The ISM said businesses continued “to struggle with inflation, supply chain disruptions, capacity constraints, logistical challenges and shortages of labour and materials.”

The survey found that fast food restaurants were offering sign-on bonuses and high pay for lower-level jobs. Other businesses reported there were “not enough potential employees in the pipeline,” and “employees (were) leaving for other opportunities at higher wages.”

There were 10.6 million job openings at the end of November, with a record 4.5 million people voluntarily quitting jobs.

Stocks on Wall Street fell in volatile trading. The dollar gained versus a basket of currencies. U.S. Treasury prices fell.

“A big problem for the labour market right now is too few workers,” said Gus Faucher, chief economist at PNC Financial in Pittsburgh, Pennsylvania.

The claims report showed the number of people receiving benefits after an initial week of aid increased 36,000 to 1.754 million in the week ended Dec. 25.

These so-called continuing claims remained below the 2 million mark for the sixth straight week.

The work force is about 2.5 million people smaller than before the pandemic. There were signs in November that some of the unemployed were starting to wade back into the labour force.

Minutes of the Federal Reserve’s Dec. 14-15 policy meeting published on Wednesday showed Fed officials viewed the labour market as “very tight.” The U.S. central bank might need to raise interest rates sooner than expected and begin reducing its overall asset holdings to tame high inflation, according to the minutes.

A third report on Thursday from global outplacement firm Challenger, Gray & Christmas showed job cuts announced by U.S.-based employers dropped 86 per cent to a record low 321,970 in 2021.

The claims data has no bearing on the Labor Department’s closely watched employment report for December, due to be released on Friday, as it falls outside the survey period. The government surveyed businesses and households for last month’s employment report in mid-December.

According to a Reuters survey of economists, nonfarm payrolls likely increased by 400,000 jobs in December after rising 210,000 in November. The unemployment rate is forecast falling to 4.1 per cent from 4.2 per cent in November.

Prospects of a strong employment report were boosted by the ADP National employment report on Wednesday, which showed private payrolls increased by 807,00 jobs last month. That prompted economists at Goldman Sachs to raise their December payrolls estimate by 50,000 to 500,000.

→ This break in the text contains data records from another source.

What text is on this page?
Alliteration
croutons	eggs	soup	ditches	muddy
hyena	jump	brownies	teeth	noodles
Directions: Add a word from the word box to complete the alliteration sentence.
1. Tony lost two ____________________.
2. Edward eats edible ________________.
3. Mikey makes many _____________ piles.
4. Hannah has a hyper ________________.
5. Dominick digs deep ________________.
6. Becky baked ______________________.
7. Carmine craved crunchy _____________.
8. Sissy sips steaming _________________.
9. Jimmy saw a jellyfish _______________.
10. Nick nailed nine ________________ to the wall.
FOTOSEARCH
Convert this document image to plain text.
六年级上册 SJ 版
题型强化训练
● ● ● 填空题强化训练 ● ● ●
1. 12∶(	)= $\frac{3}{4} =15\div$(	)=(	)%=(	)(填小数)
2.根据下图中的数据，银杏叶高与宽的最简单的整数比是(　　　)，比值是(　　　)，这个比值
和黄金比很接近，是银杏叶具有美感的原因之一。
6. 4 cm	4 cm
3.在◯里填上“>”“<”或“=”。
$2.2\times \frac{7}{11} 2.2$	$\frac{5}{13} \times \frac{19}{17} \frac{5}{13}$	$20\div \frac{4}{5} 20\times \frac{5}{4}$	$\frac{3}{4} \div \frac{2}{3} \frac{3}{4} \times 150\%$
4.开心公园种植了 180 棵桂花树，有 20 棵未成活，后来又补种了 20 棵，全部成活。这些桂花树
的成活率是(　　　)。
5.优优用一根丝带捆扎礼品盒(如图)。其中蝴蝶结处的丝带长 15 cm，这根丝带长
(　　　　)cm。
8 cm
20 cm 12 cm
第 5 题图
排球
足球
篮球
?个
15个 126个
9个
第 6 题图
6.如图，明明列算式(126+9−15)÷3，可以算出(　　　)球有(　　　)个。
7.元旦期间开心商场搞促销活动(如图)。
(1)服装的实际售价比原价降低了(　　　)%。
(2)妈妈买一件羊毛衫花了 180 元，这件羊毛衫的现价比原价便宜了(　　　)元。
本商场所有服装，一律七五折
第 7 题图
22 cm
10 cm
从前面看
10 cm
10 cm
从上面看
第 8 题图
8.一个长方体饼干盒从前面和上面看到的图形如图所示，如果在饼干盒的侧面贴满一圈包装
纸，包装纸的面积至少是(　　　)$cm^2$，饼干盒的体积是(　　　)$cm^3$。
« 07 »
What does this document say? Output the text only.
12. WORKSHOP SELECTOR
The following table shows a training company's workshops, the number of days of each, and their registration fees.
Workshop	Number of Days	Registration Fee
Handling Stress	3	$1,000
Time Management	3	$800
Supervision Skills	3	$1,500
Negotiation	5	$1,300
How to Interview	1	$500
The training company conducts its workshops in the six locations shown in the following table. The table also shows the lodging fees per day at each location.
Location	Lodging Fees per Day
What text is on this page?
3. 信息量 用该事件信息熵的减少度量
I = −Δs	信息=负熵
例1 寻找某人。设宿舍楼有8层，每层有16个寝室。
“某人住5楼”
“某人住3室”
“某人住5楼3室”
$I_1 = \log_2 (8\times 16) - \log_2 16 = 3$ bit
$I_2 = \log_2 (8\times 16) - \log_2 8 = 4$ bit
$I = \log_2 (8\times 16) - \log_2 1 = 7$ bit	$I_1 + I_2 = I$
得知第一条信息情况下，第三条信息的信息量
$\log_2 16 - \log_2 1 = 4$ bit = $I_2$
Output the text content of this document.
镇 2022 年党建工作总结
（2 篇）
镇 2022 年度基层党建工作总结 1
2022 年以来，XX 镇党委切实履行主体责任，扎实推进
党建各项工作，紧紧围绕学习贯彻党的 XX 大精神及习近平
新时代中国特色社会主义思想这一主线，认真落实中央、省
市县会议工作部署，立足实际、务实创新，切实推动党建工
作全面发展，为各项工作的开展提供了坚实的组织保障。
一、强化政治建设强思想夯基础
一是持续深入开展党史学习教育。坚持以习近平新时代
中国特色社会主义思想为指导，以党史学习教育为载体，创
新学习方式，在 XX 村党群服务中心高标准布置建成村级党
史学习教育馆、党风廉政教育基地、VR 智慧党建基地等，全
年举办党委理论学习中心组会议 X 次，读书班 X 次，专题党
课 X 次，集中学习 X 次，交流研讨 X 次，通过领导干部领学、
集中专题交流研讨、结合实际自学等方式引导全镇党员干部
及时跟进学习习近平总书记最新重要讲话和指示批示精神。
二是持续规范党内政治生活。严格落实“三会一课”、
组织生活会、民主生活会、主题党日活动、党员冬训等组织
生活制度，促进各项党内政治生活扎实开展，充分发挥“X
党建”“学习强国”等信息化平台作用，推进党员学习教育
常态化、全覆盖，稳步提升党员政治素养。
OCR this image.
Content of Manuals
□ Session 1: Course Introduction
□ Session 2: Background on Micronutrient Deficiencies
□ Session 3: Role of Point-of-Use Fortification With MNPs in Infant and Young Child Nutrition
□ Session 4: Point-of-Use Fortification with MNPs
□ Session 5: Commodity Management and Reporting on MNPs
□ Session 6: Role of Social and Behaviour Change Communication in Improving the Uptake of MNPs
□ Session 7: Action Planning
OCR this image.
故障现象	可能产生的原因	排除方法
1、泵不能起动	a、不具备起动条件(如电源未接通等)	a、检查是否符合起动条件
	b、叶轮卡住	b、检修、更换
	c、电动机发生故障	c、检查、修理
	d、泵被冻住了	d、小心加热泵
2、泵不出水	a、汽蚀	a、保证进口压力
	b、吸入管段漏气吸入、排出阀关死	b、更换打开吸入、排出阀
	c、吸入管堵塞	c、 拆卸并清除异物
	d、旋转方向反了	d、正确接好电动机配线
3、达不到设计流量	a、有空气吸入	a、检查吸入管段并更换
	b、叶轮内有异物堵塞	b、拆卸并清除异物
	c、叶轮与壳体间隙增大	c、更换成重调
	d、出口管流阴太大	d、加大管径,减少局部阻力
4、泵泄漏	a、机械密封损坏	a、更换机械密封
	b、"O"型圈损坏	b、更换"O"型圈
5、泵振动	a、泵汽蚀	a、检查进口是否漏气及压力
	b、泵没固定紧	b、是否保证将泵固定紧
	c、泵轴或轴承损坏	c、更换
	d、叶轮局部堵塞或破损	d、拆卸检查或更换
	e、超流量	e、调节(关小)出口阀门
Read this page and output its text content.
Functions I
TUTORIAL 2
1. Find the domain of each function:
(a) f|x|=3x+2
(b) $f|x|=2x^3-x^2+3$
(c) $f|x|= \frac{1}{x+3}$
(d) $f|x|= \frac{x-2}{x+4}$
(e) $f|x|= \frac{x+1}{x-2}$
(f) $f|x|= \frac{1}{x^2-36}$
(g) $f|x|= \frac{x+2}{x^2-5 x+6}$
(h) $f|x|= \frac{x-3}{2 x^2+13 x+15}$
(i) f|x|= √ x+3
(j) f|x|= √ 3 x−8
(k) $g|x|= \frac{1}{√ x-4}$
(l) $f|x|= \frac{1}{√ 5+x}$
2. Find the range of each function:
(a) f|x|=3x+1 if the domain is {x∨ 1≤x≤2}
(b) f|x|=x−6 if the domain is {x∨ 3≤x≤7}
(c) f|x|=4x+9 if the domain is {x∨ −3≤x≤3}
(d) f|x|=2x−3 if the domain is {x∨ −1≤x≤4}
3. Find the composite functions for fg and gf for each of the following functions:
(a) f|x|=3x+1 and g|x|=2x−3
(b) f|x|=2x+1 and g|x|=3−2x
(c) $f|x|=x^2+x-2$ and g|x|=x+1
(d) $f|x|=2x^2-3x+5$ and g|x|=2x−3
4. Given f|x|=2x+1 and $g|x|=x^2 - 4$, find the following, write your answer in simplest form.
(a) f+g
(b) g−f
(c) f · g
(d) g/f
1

With companies raising wages to attract workers, demand remains strong, pulling in imports.

A fourth report from the Labor Department on Thursday showed the trade deficit widening 19.4 per cent to $80.2-billion in November as imports surged to a record high. Robust imports suggest trade likely remained a drag on economic growth in the fourth quarter for the sixth straight quarter.

“The fact that imports are growing faster than exports is a continued reflection of the more robust recovery in the United States, but it is also a sign of the incremental improvement in the easing of supply chain constraints,” said Shannon Seery, an economist at Wells Fargo in Charlotte, North Carolina.